At first though, an analog stick seems trivial to handle, the harder the player presses it in one direction, the faster we go in that direction. Even if that approach might be sufficient in some cases, when we want comfort, responsiveness and precision it gets a bit harder.

For another view on the same topic you should read Pat Wilson’s fine post “Analog Input Processing” here: /2011/06/16/analog-input-processing/

1. Circular motion

I will discuss noise and dead zones a bit further, let’s leave that aside for now.

A stick will return positions along the X and Y axes, and if we only want a direction we won’t need much more than atan2. But we might also need amplitude, and its maximum won’t be constant for all directions, so how do we normalize that? First, let’s plot raw stick coordinates for two consoles I got here, let’s name them A and B (I might be a bit overzealous about my NDA here, but it’s not really relevant anyway):

Raw Input (Left A, Right B)

So stick B hits the maximum of both axes in the corners, and it also seems to clamp earlier because I wasn’t pushing the stick any harder yet the edges of stick A are rather fuzzy. The fuzziness of stick A is also explained because circling in one direction created an oval along one diagonal, and circling in the opposite direction created an oval along the other diagonal.

Reverting the distortion seems like the correct approach, but clamping on a circle is a lot simpler and given the short movement range of such sticks, it seems good enough to me. Note that if the stick range was going inside the circle we might have to scale it up first.

if squared_length( x, y ) > 1 then normalize( x, y ) end

Clamped Input (Left A, Right B)

Yay, circles.

2. Dead zones

The only realistic positions where we can expect the player to steadily hold the stick are in the center and on the edges. The previous point took care of the edges, but the oversensitivity in the center is annoying (especially since some controllers tend to loose the precision of their centering mechanism as they wear out).

Simple enough, let’s discard an axis when its amplitude is below a certain threshold…

Dead Zones FAIL (Left A, Right B)

Oops, we cleaned out the noise around the center but we also lost four rather large sections along the axes (much larger on console B, as the recommenced dead zones are bigger). One might argue that this behavior might actually be desirable, when are trying to move in a straight horizontal line it would be nice if the game would help you do so. But I would retort that this belongs in a high level of input processing, we should try to get something clean before cutting parts of it.

A better way of dealing with the dead zone is to consider both axes together, discard both if the amplitude of the vector is below the threshold, and keep everything otherwise. The result is much better, but we are still left with a hole in the middle.

Dead Zones (Left A, Right B)

So we still need to remap the range [ dead_zone; 1 ] to [ 0; 1 ], but once again considering both axes together. So we need a square root, but only one per stick per frame, sounds reasonable.

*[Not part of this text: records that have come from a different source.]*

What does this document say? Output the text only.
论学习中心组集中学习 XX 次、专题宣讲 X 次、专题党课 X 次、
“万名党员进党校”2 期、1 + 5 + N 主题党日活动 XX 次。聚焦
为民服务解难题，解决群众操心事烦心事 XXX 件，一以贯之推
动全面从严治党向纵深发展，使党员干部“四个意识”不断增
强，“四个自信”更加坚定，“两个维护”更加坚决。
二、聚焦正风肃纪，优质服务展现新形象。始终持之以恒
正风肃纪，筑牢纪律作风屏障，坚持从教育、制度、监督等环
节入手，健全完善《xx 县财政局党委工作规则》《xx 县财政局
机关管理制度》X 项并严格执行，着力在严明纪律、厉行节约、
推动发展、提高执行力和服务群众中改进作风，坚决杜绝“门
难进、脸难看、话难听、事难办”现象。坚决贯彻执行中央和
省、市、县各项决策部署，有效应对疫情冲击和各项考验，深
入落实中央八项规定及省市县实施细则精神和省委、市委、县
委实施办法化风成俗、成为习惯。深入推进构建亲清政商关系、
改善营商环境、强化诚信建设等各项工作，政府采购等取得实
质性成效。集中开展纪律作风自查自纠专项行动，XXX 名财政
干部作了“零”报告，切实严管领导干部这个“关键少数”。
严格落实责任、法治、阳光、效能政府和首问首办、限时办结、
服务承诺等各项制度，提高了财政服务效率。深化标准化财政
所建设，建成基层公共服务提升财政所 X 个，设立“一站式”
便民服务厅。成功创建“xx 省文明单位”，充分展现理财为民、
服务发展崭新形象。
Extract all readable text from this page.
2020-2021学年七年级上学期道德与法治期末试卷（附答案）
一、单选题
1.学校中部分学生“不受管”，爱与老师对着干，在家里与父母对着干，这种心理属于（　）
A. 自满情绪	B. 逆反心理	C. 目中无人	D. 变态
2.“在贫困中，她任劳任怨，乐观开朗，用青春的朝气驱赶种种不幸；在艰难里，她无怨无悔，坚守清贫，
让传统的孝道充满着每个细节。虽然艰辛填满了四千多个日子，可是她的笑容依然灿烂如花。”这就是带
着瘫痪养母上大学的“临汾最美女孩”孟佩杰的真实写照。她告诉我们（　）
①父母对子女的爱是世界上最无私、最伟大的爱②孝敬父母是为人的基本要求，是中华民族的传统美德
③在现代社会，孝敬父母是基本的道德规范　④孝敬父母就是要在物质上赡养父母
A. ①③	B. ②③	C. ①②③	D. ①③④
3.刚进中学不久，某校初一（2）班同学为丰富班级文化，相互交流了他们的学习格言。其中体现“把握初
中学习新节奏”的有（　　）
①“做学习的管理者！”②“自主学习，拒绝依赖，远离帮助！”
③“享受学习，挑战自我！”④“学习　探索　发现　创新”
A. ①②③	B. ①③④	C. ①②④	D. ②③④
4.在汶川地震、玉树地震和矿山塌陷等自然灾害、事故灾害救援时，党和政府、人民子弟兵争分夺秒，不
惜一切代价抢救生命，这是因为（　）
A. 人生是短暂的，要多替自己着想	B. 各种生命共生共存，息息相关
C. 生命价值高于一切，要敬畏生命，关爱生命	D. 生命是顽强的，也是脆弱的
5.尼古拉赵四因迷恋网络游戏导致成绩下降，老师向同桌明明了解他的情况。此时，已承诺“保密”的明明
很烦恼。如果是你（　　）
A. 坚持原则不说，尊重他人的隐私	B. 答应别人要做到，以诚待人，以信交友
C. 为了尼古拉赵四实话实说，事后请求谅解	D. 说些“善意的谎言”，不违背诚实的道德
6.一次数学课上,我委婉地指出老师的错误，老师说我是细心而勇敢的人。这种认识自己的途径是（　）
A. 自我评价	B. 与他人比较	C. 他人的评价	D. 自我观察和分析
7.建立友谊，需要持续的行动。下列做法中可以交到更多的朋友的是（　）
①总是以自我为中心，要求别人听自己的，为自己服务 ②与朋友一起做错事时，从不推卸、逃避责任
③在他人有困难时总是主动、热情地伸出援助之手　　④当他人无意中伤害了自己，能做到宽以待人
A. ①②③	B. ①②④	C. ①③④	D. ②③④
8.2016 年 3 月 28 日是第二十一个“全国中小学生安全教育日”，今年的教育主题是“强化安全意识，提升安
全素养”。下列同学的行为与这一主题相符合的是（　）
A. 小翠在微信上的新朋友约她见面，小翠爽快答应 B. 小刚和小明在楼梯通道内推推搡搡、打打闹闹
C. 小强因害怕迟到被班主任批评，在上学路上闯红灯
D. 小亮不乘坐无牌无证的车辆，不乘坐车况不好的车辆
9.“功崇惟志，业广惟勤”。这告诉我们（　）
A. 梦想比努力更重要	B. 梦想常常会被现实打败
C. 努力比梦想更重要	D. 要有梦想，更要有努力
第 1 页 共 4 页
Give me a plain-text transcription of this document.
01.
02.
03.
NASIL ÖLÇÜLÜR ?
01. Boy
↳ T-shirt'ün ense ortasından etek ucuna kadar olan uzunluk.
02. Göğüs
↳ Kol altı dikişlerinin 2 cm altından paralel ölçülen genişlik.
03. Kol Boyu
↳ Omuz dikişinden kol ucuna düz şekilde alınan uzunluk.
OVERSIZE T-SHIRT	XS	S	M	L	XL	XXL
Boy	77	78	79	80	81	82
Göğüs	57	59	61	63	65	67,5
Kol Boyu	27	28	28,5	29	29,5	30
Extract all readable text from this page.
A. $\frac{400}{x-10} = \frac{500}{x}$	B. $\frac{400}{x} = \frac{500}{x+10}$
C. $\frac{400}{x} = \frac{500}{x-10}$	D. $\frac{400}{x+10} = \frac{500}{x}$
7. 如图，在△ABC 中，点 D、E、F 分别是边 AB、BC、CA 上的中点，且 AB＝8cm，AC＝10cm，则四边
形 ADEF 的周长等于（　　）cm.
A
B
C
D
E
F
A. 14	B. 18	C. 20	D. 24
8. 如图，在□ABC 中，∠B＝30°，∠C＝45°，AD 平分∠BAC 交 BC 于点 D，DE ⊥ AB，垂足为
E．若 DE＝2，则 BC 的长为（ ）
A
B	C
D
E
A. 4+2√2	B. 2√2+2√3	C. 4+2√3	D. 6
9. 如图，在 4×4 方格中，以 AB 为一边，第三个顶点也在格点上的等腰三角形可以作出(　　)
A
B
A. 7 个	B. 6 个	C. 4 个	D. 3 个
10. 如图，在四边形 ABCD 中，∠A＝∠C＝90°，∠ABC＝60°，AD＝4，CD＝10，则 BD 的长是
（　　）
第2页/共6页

len = ( sqrt( x * x + y * y ) - dead_zone ) / ( 1.0f - dead_zone )
  x *= len
  y *= len

Dead Zones (Left A, Right B)

3. Cursor

Moving a cursor around with the stick now that we have properly filtered input can be as simple as using the position as speed. Of course, we will have to ensure that we keep the coordinates at a sufficiently high resolution to guarantee a smooth acceleration.

That might work just fine with a high precision stick, like stick A. But with something where progressive control is harder like stick B (because of limited range, awkward grip or non-linear spring response), adding some acceleration into the mix might help.

Since the acceleration will vary with the position of the stick, and since the sampling frequency might not be constant, it will be hard to have a proper acceleration curve. So instead, I suggest to dampen towards the target velocity that would be defined by the current position of the stick if there was no acceleration.

And although the same principle could work when both speeding up and slowing down, I recommend to not dampen anything when slowing down, so that a complete release of the stick will immediately stop the cursor, but it depends on the kind of feeling you are trying to accomplish.

4. What else?

Those are nothing but some simple observations and remarks, and tuning the feeling of stick control in a game goes a long way from there. I am sure there are many people around which a lot of experience on the topic, so I would like to ask: “what did you wish you knew before starting the implementation of the input processing for your game or engine?”.